Academically Adrift: Limited Learning on College Campuses by myself and Josipa Roksa  (2011) had 67 pages of statistical tables and was described as “a dense tome that could put Ambien out of business.” Yet it was one of those rare social science books that found a readership and influence outside of typical disciplinary boundaries. 

Why did Academically Adrift capture more attention than one would expect?  We can potentially find an answer to this question by considering a recent study by Pamela Barnhouse Walters and Annette Lareau that focuses on why some
educational research ends up being influential. Walters and Lareau argue that “it is the consistency of the research findings with prevailing political concerns, with prevailing understandings of what is wrong with schools and schooling, and
with already-formed policy preferences of powerful social groups” that
determines its influence on policy development.


According to Chester Finn, educational research shapes policy, “when
advocates, policy makers and journalists… (are) able to use these studies to
devise, justify, or sustain a reform agenda. Thus the research is less a source
of change and more an ‘arsenal’ for those already fighting the policy wars.”

Perhaps not surprisingly, the most hostile response to the work came from those associated with promoting the expansion of student service infrastructure on college campuses.  In recent decades, as we noted in Academically Adrift, this is the area of colleges and universities that has grown most rapidly.  As full-time faculty positions have decreased in relative terms, quasi-professional staffing on campus has increased and been charged with taking greater responsibility for ensuring the general well-being and promoting the social engagement and attachment of students with college life.  Social engagement policy and programs on campuses were promoted in part to reduce the high attrition rates of college students – since the more individuals are integrated into campus social life, the less likely they are to drop out.

In recent decades, however, advocates of increased social engagement went a step further.  Educational researchers identified an association between self-reported learning and social engagement.  Based on these findings, social engagement was advocated as a strategy to promote both retention and learning.

Academically Adrift was an explicit challenge to this research and programmatic paradigm.  In our project, we found no evidence that social engagement was associated with positive learning outcomes.  Our work thus was understood as in direct opposition to those promoting such investments in college as well as a research apparatus that was dependent on the use of survey instruments focused on self-reported learning.  Criticism from these quarters sought to discredit the work by challenging the CLA measure.
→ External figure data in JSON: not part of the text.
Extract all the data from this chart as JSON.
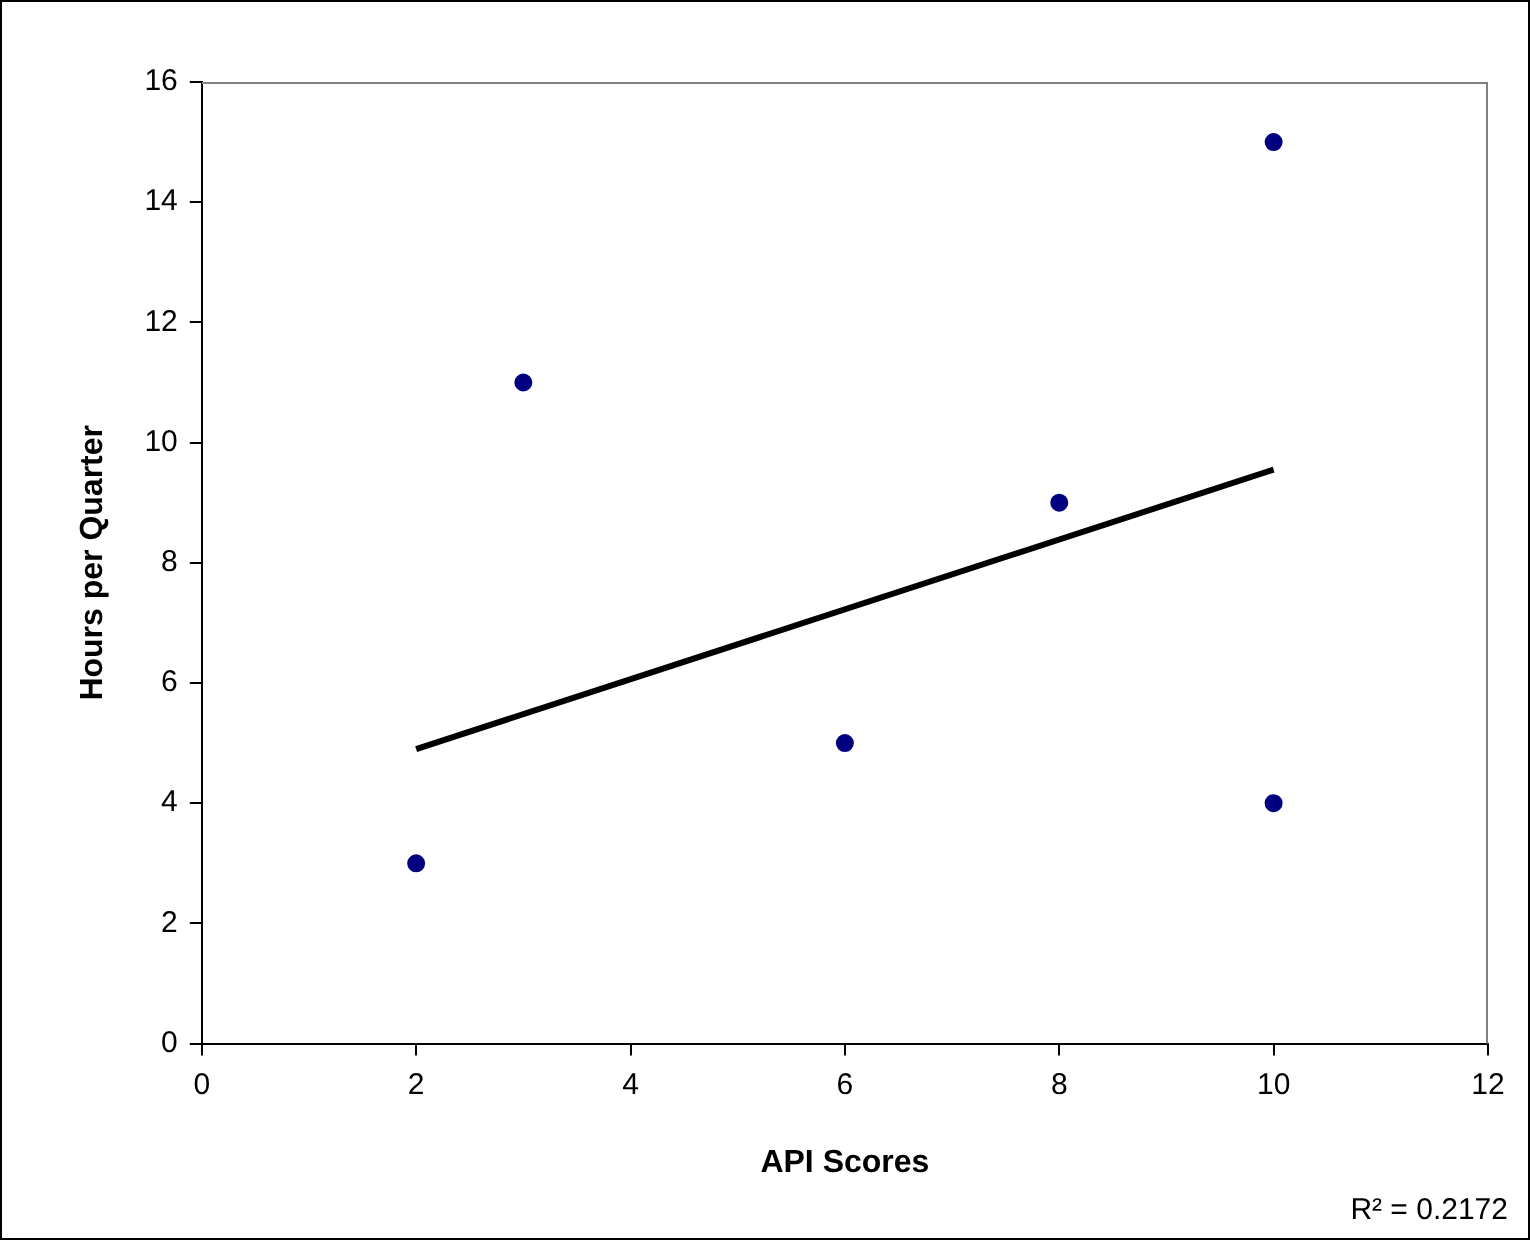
{
  "chart_data": {
    "type": "scatter",
    "xlabel": "API Scores",
    "ylabel": "Hours per Quarter",
    "marker": "circle",
    "series": [
      {
        "color": "#000080",
        "x": [
          2,
          3,
          6,
          8,
          10,
          10
        ],
        "values": [
          3,
          11,
          5,
          9,
          15,
          4
        ]
      },
      {
        "type": "line",
        "color": "#000000",
        "x": [
          2,
          10
        ],
        "values": [
          4.9,
          9.55
        ],
        "marker": "none"
      }
    ],
    "xlim": [
      0,
      12
    ],
    "xticks": [
      0,
      2,
      4,
      6,
      8,
      10,
      12
    ],
    "ylim": [
      0,
      16
    ],
    "yticks": [
      0,
      2,
      4,
      6,
      8,
      10,
      12,
      14,
      16
    ],
    "annotations": [
      "R² = 0.2172"
    ]
  }
}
The CLA was argued to be incapable of measuring generic collegiate learning – regardless of the fact that in our study it was demonstrated to be sensitive to instruction         

Roksa and I, however, were the first to admit to the limitations of the CLA.  All
assessment instruments are by definition limited and imperfect.  Clearly, though, the CLA was an improvement over the widespread use of self-reported learning measures that some of our critics had utilized in their work.  In addition, other researchers relying on a different national sample and an alternative objective multiple-choice assessment instrument designed to track higher order generic skills, such as critical thinking and complex reasoning, generated largely similar findings as those we reported on the CLA measure.  In addition, the low levels of
academic engagement we found in our work were consistent with a large number of other studies, including findings form some of our critics own survey
research.  We were not exaggerating the limited learning occurring in these setting, but instead attempting to report descriptive findings on the state of higher education accurately.
 

This is an excerpt from a paper delivered in New York City October 24 at a conference, “Changes in Higher Education Since the 1960s,” sponsored by Manhattan Institute and the journal Society.

Richard Arum

Richard Arum is professor of sociology at New York University.